Wednesday, January 11, 2023

The Synergistic Network Effect


The conspiracy theorist 'worldview' and the language of their argument
Oct 2022, phys.org

Conspiracies rely on other conspiracies as "evidence," jumping around different topics, less coherently than mainstream texts, but relying on a web of interconnected ideas to connect the dots.

The team analyzed thousands of conspiracist and mainstream webpages using natural language processing, a type of computer analysis of human language. They compared mainstream and conspiracist writing on the same topics.

Image credit: Network interconnectedness - conspiracy vs non-conspiracy - Alessandro Miani et al Science Advances 2022. https://dx.doi.org/10.1126/sciadv.abq3668

The synergistic network effect:
  • Believing that the AIDS virus was deliberately engineered in a government laboratory is associated with believing that the Federal Bureau of Investigation was involved in Martin Luther King’s assassination [16].
  • Conspiracy believers tend to identify meaningful relationships among randomly co-occurring events [17, 18]
  • “...the specifics of a conspiracy theory do not matter as much as the fact that it is a conspiracy theory at all” (p. 5, ft. 15, 21). 
Thus, belief in multiple conspiracies may be self-supporting: The interconnectivity among conspiracy beliefs is supported by a meta-belief that resolves the apparent contradictions at the lower level. Hence, conspiracy theories may thus constitute a mutually reinforcing network of beliefs, creating self-sustaining evidence for a world dominated by deceptive agents (15). 
(The meta-belief they're talking about is this -- authorities are intentionally deceptive, e.g., they're lying to us.)

  • Hypothesis 1: If a conspiracy worldview coerces unconnected observations to support for an overarching belief in the deceptive nature of authorities, then a network of potential conspiracy-related topics will be more tightly interconnected in conspiracy documents than in nonconspiracy documents.
  • Hypothesis 2a: If conspiracy narratives focus less on individual topics than nonconspiracy narratives, then topic specificity will be lower for conspiracy than nonconspiracy documents.
  • Hypothesis 2b: Text cohesion between paragraphs should be less internally cohesive for conspiracy documents than nonconspiracy documents.
  • Hypothesis 3: If conspiracy narratives reference similar worldviews, then similarity between documents should be higher for conspiracy documents (as a group) than nonconspiracy documents (H3).

15. M. J. Wood, K. M. Douglas, R. M. Sutton, Dead and alive. Soc. Psychol. Personal. Sci. 3, 767–773 (2012).
16. T. Goertzel, Belief in conspiracy theories. Polit. Psychol. 15, 731 (1994).
17.R. C. van der Wal, R. M. Sutton, J. Lange, J. P. N. Braga, Suspicious binds: Conspiracy thinking and tenuous perceptions of causal connections between co-occurring and spuriously correlated events. Eur. J. Soc.
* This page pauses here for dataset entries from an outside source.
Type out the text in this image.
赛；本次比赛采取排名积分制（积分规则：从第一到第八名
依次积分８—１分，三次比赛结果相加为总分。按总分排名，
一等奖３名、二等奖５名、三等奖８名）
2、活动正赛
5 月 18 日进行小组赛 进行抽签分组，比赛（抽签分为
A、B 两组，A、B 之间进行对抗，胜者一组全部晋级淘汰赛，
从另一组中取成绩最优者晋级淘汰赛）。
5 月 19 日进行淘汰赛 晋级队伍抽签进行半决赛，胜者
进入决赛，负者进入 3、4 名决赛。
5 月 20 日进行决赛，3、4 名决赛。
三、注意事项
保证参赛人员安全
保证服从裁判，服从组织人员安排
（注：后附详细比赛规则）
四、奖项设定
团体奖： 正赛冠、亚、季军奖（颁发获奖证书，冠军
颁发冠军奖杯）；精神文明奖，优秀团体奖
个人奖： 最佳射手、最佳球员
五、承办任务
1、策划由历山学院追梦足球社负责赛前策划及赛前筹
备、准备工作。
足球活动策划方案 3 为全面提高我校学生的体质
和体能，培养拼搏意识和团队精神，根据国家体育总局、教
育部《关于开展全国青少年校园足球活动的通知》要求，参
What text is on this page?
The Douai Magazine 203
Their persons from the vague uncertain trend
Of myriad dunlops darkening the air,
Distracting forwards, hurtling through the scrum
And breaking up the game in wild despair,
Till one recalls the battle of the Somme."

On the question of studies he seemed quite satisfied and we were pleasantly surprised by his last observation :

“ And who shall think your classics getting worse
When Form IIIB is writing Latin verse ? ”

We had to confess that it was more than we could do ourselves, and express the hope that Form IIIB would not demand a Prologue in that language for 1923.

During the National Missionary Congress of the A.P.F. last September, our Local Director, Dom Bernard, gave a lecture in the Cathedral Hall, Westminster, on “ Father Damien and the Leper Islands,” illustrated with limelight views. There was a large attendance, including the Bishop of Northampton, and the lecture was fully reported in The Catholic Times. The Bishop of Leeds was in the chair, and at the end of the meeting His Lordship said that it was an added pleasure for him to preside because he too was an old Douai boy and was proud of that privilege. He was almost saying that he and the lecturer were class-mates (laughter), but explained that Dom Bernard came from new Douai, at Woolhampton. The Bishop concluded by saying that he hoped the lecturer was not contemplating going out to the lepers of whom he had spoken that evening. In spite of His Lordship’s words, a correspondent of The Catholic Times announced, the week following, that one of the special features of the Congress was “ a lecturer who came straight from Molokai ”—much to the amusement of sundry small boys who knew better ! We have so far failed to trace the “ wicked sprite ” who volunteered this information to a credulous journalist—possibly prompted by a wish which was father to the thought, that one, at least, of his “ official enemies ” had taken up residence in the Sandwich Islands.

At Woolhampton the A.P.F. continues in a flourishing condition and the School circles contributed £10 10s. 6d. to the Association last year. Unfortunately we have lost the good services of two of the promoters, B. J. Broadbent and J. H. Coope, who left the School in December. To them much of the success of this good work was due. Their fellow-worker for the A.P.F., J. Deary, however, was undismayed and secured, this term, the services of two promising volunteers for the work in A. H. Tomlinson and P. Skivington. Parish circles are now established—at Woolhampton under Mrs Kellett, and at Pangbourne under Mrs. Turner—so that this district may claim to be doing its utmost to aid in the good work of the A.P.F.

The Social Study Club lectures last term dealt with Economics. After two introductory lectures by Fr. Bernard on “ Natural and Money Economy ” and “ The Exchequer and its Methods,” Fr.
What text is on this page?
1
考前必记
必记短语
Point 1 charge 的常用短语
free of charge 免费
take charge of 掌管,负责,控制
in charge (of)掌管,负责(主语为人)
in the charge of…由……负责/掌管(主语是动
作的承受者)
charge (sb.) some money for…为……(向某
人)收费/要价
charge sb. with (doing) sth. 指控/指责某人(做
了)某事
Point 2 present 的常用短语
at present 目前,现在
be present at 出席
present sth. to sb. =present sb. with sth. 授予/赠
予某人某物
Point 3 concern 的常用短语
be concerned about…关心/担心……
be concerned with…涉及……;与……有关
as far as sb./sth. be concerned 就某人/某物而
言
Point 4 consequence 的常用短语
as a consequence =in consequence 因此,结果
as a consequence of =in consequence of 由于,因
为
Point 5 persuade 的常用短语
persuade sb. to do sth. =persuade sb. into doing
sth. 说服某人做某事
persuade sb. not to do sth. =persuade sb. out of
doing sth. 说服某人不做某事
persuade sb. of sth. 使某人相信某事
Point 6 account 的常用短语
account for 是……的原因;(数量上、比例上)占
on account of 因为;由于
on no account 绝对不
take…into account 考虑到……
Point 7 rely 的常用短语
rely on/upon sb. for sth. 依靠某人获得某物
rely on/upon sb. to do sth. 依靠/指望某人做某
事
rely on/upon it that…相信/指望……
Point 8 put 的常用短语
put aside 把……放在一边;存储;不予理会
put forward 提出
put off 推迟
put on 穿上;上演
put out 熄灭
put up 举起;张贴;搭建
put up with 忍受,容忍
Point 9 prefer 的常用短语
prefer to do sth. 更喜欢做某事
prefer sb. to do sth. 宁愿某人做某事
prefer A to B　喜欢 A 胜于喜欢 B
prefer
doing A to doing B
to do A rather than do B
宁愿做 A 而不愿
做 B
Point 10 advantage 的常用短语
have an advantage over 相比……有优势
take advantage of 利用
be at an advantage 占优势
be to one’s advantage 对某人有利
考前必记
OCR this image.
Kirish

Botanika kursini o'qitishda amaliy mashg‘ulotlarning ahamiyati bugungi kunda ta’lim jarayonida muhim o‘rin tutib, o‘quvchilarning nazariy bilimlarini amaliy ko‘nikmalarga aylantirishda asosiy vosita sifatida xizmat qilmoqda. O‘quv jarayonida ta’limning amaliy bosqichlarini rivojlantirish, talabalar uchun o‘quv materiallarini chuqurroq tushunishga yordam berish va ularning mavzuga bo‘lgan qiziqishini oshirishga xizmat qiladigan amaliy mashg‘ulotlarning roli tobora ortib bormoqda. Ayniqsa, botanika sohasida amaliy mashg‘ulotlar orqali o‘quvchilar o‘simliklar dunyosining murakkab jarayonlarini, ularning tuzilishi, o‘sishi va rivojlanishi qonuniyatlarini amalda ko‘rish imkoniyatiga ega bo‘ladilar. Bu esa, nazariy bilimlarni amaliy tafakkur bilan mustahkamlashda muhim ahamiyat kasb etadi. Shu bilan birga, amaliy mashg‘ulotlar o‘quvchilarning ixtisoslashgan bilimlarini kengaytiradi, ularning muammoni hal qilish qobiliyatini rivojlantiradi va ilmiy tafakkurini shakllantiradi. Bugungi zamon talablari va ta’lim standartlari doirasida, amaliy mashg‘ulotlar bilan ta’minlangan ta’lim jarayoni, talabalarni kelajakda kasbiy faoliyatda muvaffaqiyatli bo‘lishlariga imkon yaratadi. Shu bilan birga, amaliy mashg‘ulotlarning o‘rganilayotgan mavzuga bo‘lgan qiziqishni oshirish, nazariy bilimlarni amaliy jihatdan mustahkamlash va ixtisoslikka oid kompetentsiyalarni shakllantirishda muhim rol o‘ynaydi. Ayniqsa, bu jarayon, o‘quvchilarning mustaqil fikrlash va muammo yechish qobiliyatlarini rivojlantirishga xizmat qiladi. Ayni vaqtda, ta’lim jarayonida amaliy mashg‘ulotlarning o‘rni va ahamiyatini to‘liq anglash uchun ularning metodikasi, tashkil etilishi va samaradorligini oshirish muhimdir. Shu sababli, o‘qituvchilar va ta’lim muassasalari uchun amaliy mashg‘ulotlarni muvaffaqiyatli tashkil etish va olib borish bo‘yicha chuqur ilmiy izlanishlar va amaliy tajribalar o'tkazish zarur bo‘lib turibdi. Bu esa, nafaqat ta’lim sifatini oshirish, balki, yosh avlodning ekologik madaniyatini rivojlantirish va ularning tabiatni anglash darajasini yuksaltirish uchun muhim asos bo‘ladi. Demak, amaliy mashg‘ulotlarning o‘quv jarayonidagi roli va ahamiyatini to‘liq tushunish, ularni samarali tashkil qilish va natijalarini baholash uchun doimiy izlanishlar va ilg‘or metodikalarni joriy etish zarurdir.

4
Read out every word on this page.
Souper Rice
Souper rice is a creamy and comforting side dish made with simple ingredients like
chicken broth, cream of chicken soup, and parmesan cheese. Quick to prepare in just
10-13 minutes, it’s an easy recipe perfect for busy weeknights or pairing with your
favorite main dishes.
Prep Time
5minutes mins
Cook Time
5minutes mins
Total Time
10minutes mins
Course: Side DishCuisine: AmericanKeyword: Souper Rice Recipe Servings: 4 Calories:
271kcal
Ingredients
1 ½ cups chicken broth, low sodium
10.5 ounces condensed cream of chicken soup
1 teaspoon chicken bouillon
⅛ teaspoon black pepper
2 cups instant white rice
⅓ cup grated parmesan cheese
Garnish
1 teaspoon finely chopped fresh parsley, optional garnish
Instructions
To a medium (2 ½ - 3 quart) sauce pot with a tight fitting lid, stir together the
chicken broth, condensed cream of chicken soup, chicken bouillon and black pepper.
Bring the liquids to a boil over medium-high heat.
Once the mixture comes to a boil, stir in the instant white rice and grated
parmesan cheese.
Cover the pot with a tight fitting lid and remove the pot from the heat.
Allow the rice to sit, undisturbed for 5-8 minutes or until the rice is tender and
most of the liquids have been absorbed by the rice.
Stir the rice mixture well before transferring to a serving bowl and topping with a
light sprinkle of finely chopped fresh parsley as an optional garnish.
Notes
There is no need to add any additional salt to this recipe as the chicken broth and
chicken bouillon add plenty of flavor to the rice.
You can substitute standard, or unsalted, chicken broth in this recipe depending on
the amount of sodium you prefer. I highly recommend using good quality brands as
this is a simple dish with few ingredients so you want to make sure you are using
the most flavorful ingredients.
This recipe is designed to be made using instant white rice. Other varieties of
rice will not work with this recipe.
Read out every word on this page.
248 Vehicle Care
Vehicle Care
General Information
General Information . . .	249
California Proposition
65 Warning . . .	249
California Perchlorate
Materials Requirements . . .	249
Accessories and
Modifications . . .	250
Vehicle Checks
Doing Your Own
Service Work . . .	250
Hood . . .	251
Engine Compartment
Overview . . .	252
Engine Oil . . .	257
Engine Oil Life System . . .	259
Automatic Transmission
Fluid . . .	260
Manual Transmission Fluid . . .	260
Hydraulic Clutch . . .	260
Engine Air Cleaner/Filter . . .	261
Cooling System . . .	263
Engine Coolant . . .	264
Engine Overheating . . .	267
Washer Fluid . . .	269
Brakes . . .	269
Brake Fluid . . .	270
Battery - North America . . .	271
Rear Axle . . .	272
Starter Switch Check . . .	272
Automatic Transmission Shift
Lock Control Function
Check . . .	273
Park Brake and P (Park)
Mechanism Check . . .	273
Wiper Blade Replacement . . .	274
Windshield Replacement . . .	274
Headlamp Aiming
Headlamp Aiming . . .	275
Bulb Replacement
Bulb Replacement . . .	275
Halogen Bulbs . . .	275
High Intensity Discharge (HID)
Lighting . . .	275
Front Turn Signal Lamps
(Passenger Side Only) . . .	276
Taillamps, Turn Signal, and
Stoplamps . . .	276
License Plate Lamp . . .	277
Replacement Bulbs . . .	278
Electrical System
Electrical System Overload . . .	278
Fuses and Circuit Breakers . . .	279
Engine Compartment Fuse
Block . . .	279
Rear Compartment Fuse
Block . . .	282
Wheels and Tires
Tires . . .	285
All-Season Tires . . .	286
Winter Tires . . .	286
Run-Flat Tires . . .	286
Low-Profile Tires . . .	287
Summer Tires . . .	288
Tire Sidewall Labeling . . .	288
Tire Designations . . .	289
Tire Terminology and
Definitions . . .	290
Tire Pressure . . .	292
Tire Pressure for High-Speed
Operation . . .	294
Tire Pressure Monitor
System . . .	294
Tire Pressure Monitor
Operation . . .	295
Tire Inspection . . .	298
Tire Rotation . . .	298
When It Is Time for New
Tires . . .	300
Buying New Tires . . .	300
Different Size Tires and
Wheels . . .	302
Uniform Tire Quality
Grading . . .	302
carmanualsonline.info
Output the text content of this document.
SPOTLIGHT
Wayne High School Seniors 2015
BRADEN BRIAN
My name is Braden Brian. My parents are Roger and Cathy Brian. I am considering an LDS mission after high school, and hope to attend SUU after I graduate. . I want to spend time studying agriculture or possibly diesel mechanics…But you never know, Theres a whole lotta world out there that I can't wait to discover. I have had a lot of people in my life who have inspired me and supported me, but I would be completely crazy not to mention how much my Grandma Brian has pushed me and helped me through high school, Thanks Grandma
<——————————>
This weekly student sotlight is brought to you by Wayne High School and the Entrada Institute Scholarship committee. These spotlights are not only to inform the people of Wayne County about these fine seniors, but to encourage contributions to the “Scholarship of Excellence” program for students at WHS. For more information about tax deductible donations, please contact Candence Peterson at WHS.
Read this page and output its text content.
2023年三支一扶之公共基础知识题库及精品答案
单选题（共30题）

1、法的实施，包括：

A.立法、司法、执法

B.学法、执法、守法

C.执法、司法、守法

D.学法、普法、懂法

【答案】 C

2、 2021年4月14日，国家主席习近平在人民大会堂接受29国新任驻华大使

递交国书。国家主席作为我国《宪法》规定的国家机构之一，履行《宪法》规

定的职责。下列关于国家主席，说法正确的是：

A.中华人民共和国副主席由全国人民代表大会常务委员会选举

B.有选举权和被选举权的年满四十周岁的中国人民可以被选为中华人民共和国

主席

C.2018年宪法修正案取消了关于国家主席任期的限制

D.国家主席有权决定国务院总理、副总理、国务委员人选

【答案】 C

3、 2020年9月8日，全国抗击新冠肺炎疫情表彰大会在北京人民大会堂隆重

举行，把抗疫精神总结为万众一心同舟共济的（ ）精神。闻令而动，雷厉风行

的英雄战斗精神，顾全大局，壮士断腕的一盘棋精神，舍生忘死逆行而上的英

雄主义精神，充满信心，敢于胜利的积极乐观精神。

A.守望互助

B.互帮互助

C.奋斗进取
Psychol. 48, 970–989 (2018).; J.-W. van Prooijen, K. M. Douglas, C. De Inocencio, Connecting the dots: Illusory pattern perception predicts belief in conspiracies and the supernatural. Eur. J. Soc. Psychol. 48, 320–335 (2018).
18. J.-W. van Prooijen, K. M. Douglas, C. De Inocencio, Connecting the dots: Illusory pattern perception predicts belief in conspiracies and the supernatural. Eur. J. Soc. Psychol. 48, 320–335 (2018).
21. S. Lewandowsky, J. Cook, E. Lloyd, The ‘Alice in Wonderland’ mechanics of the rejection of (climate) science: Simulating coherence by conspiracism. Synthese 195, 175–196 (2018).

via University of Warwick and University of Neuchatel, Switzerland: Alessandro Miani et al, Interconnectedness and (in)coherence as a signature of conspiracy worldviews, Science Advances (2022). DOI: 10.1126/sciadv.abq3668

Post Script:
Language of Conspiracy (LOCO) - 88 million–word corpus composed of topic-matched conspiracy (N = 23,937) and nonconspiracy (N = 72,806) text documents (i.e., webpages) harvested from 150 websites.